Yes, but the question is: why?

> In the case should we trim the memblock for numa to be 8M alignment ?

My current thinking, after discussing this with David, is to just page
align the memory range. This should fix the hyperv-triggered bug in 2.6.32
and seems to be the right thing for upstream too.

Subject: Re: [PATCH] x86: numa: drop ZONE_ALIGN

On Wed, 11 Jun 2014, Luiz Capitulino wrote:

> > The zone should not cross the 8M boundary?
>
> Yes, but the question is: why?

zones need to be aligned so that the huge pages order and other page
orders allocated from the page allocator are at their "natural alignment".
Otherwise huge pages cannot be mapped properly and various I/O devices
may encounter issues if they rely on the natural alignment.

> My current thinking, after discussing this with David, is to just page
> align the memory range.
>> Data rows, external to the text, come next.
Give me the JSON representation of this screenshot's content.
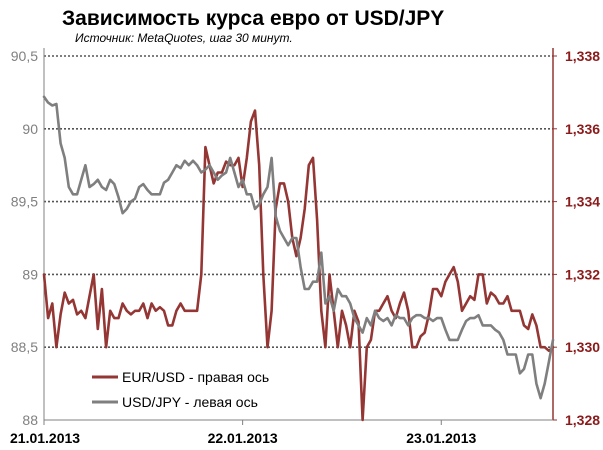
{
  "chart_data": {
    "type": "line",
    "title": "Зависимость курса евро от USD/JPY",
    "subtitle": "Источник: MetaQuotes, шаг 30 минут.",
    "x_tick_labels": [
      "21.01.2013",
      "22.01.2013",
      "23.01.2013"
    ],
    "x_tick_index": [
      0,
      48,
      96
    ],
    "y_left": {
      "min": 88,
      "max": 90.5,
      "step": 0.5,
      "tick_labels": [
        "88",
        "88,5",
        "89",
        "89,5",
        "90",
        "90,5"
      ]
    },
    "y_right": {
      "min": 1.328,
      "max": 1.338,
      "step": 0.002,
      "tick_labels": [
        "1,328",
        "1,330",
        "1,332",
        "1,334",
        "1,336",
        "1,338"
      ]
    },
    "grid": true,
    "legend_position": "bottom-left",
    "series": [
      {
        "name": "EUR/USD - правая ось",
        "axis": "right",
        "color": "#943634",
        "values": [
          1.332,
          1.3308,
          1.3312,
          1.33,
          1.3309,
          1.3315,
          1.3312,
          1.3313,
          1.3309,
          1.331,
          1.3308,
          1.3314,
          1.332,
          1.3305,
          1.3316,
          1.33,
          1.331,
          1.3308,
          1.3308,
          1.3312,
          1.331,
          1.3309,
          1.331,
          1.331,
          1.3312,
          1.3308,
          1.3312,
          1.331,
          1.3311,
          1.331,
          1.3306,
          1.3306,
          1.331,
          1.3312,
          1.331,
          1.331,
          1.331,
          1.331,
          1.332,
          1.3355,
          1.335,
          1.3345,
          1.3348,
          1.3348,
          1.3351,
          1.335,
          1.335,
          1.3352,
          1.3344,
          1.3352,
          1.3362,
          1.3365,
          1.335,
          1.332,
          1.33,
          1.331,
          1.3338,
          1.3345,
          1.3345,
          1.334,
          1.333,
          1.3325,
          1.333,
          1.3338,
          1.335,
          1.3352,
          1.3335,
          1.331,
          1.33,
          1.332,
          1.331,
          1.33,
          1.331,
          1.3306,
          1.33,
          1.331,
          1.3307,
          1.328,
          1.33,
          1.3302,
          1.331,
          1.331,
          1.3312,
          1.3314,
          1.331,
          1.3308,
          1.3312,
          1.3315,
          1.331,
          1.33,
          1.33,
          1.3303,
          1.3304,
          1.3309,
          1.3316,
          1.3316,
          1.3314,
          1.3318,
          1.332,
          1.3322,
          1.3318,
          1.331,
          1.3312,
          1.3314,
          1.3313,
          1.332,
          1.332,
          1.3312,
          1.3315,
          1.3314,
          1.3312,
          1.3312,
          1.3314,
          1.331,
          1.331,
          1.331,
          1.3306,
          1.3305,
          1.3309,
          1.3306,
          1.33,
          1.33,
          1.3299,
          1.33
        ]
      },
      {
        "name": "USD/JPY - левая ось",
        "axis": "left",
        "color": "#7f7f7f",
        "values": [
          90.22,
          90.18,
          90.16,
          90.17,
          89.9,
          89.8,
          89.6,
          89.55,
          89.55,
          89.65,
          89.75,
          89.6,
          89.62,
          89.65,
          89.6,
          89.58,
          89.65,
          89.62,
          89.53,
          89.42,
          89.45,
          89.5,
          89.52,
          89.6,
          89.62,
          89.58,
          89.55,
          89.55,
          89.55,
          89.63,
          89.65,
          89.7,
          89.75,
          89.73,
          89.78,
          89.75,
          89.78,
          89.75,
          89.7,
          89.72,
          89.75,
          89.7,
          89.65,
          89.68,
          89.7,
          89.8,
          89.7,
          89.6,
          89.65,
          89.55,
          89.55,
          89.45,
          89.48,
          89.55,
          89.6,
          89.8,
          89.4,
          89.3,
          89.25,
          89.2,
          89.25,
          89.25,
          89.05,
          88.9,
          88.9,
          88.95,
          88.95,
          89.15,
          88.8,
          88.85,
          88.75,
          88.9,
          88.85,
          88.85,
          88.8,
          88.7,
          88.65,
          88.6,
          88.7,
          88.65,
          88.75,
          88.7,
          88.68,
          88.7,
          88.65,
          88.72,
          88.7,
          88.7,
          88.65,
          88.7,
          88.72,
          88.72,
          88.7,
          88.7,
          88.68,
          88.7,
          88.7,
          88.62,
          88.55,
          88.55,
          88.55,
          88.62,
          88.68,
          88.7,
          88.7,
          88.72,
          88.65,
          88.65,
          88.65,
          88.62,
          88.6,
          88.55,
          88.45,
          88.45,
          88.45,
          88.32,
          88.35,
          88.45,
          88.45,
          88.25,
          88.15,
          88.25,
          88.4,
          88.55
        ]
      }
    ]
  }
}
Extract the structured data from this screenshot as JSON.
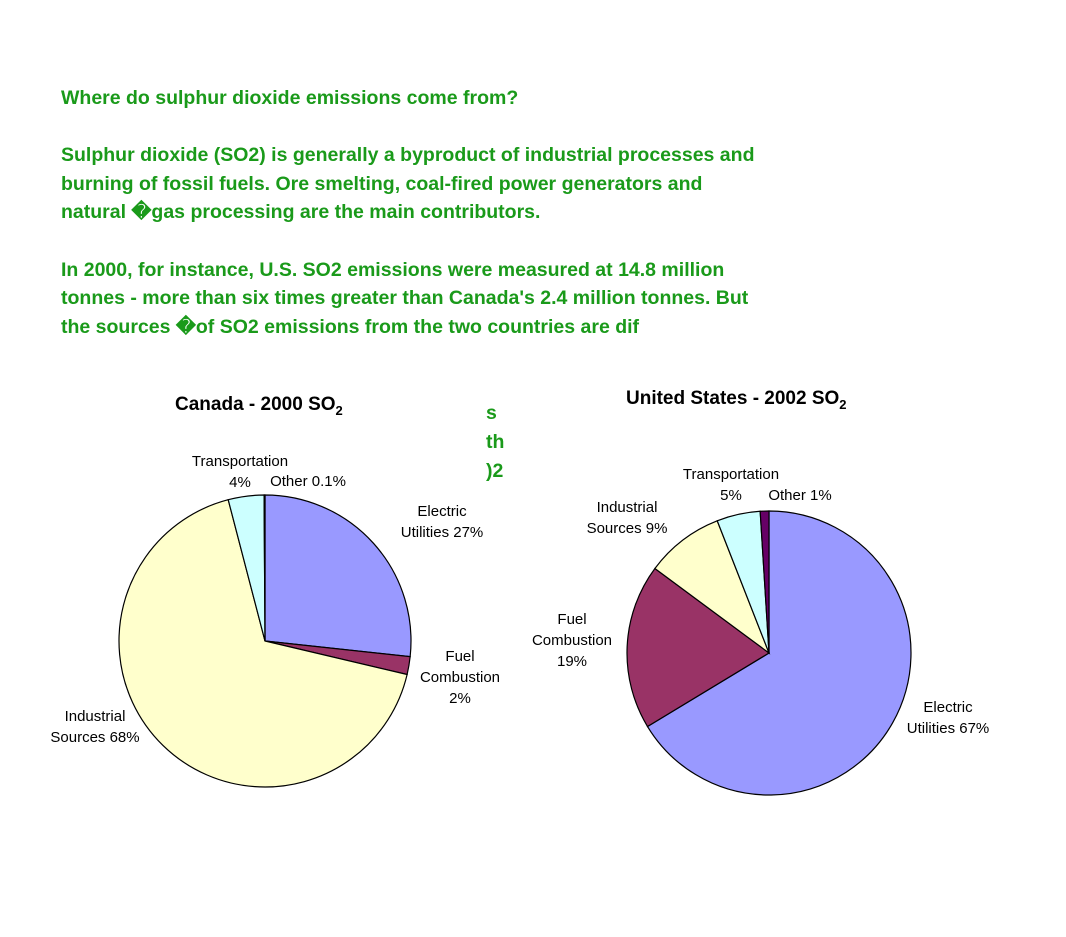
{
  "text": {
    "heading": "Where do sulphur dioxide emissions come from?",
    "para1": "Sulphur dioxide (SO2) is generally a byproduct of industrial processes and burning of fossil fuels. Ore smelting, coal-fired power generators and natural �gas processing are the main contributors.",
    "para2": " In 2000, for instance, U.S. SO2 emissions were measured at 14.8 million tonnes - more than six times greater than Canada's 2.4 million tonnes. But the sources �of SO2 emissions from the two countries are dif",
    "peek1": "s",
    "peek2": "th",
    "peek3": ")2"
  },
  "colors": {
    "text": "#1a9a1a",
    "electric": "#9999ff",
    "fuel": "#993366",
    "industrial": "#ffffcc",
    "transport": "#ccffff",
    "other": "#660066",
    "outline": "#000000"
  },
  "chart_data": [
    {
      "type": "pie",
      "title": "Canada - 2000 SO",
      "title_sub": "2",
      "slices": [
        {
          "label": "Electric Utilities 27%",
          "value": 27,
          "color": "#9999ff",
          "label_lines": [
            "Electric",
            "Utilities 27%"
          ]
        },
        {
          "label": "Fuel Combustion 2%",
          "value": 2,
          "color": "#993366",
          "label_lines": [
            "Fuel",
            "Combustion",
            "2%"
          ]
        },
        {
          "label": "Industrial Sources 68%",
          "value": 68,
          "color": "#ffffcc",
          "label_lines": [
            "Industrial",
            "Sources 68%"
          ]
        },
        {
          "label": "Transportation 4%",
          "value": 4,
          "color": "#ccffff",
          "label_lines": [
            "Transportation",
            "4%"
          ]
        },
        {
          "label": "Other 0.1%",
          "value": 0.1,
          "color": "#660066",
          "label_lines": [
            "Other 0.1%"
          ]
        }
      ]
    },
    {
      "type": "pie",
      "title": "United States -  2002 SO",
      "title_sub": "2",
      "slices": [
        {
          "label": "Electric Utilities 67%",
          "value": 67,
          "color": "#9999ff",
          "label_lines": [
            "Electric",
            "Utilities 67%"
          ]
        },
        {
          "label": "Fuel Combustion 19%",
          "value": 19,
          "color": "#993366",
          "label_lines": [
            "Fuel",
            "Combustion",
            "19%"
          ]
        },
        {
          "label": "Industrial Sources 9%",
          "value": 9,
          "color": "#ffffcc",
          "label_lines": [
            "Industrial",
            "Sources 9%"
          ]
        },
        {
          "label": "Transportation 5%",
          "value": 5,
          "color": "#ccffff",
          "label_lines": [
            "Transportation",
            "5%"
          ]
        },
        {
          "label": "Other 1%",
          "value": 1,
          "color": "#660066",
          "label_lines": [
            "Other 1%"
          ]
        }
      ]
    }
  ]
}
This should fix the hyperv-triggered bug in 2.6.32
> and seems to be the right thing for upstream too.

You need to make sure that the page orders can be allocated at their
proper boundaries.

2014-06-11 22:54:08

by David Rientjes

[permalink] [raw]
Subject: Re: [PATCH] x86: numa: drop ZONE_ALIGN

On Wed, 11 Jun 2014, Christoph Lameter wrote:

> > > The zone should not cross the 8M boundary?
> >
> > Yes, but the question is: why?
>
> zones need to be aligned so that the huge pages order and other page
> orders allocated from the page allocator are at their "natural alignment".
> Otherwise huge pages cannot be mapped properly and various I/O devices
> may encounter issues if they rely on the natural alignment.
>

Any reason not to align to HUGETLB_PAGE_ORDER on x86 instead of
ZONE_ALIGN?

Subject: Re: [PATCH] x86: numa: drop ZONE_ALIGN

On Wed, 11 Jun 2014, David Rientjes wrote:

> > > Yes, but the question is: why?
> >
> > zones need to be aligned so that the huge pages order and other page
> > orders allocated from the page allocator are at their "natural alignment".
> > Otherwise huge pages cannot be mapped properly and various I/O devices
> > may encounter issues if they rely on the natural alignment.
> >
>
> Any reason not to align to HUGETLB_PAGE_ORDER on x86 instead of
> ZONE_ALIGN?

if MAX_ORDER = Hugetlb order then no issue.

However, if there are devices that require larger order pages (dont know
if such devices exist) then there may be an issue. SGI UV DMA engine,
graphics or some other device?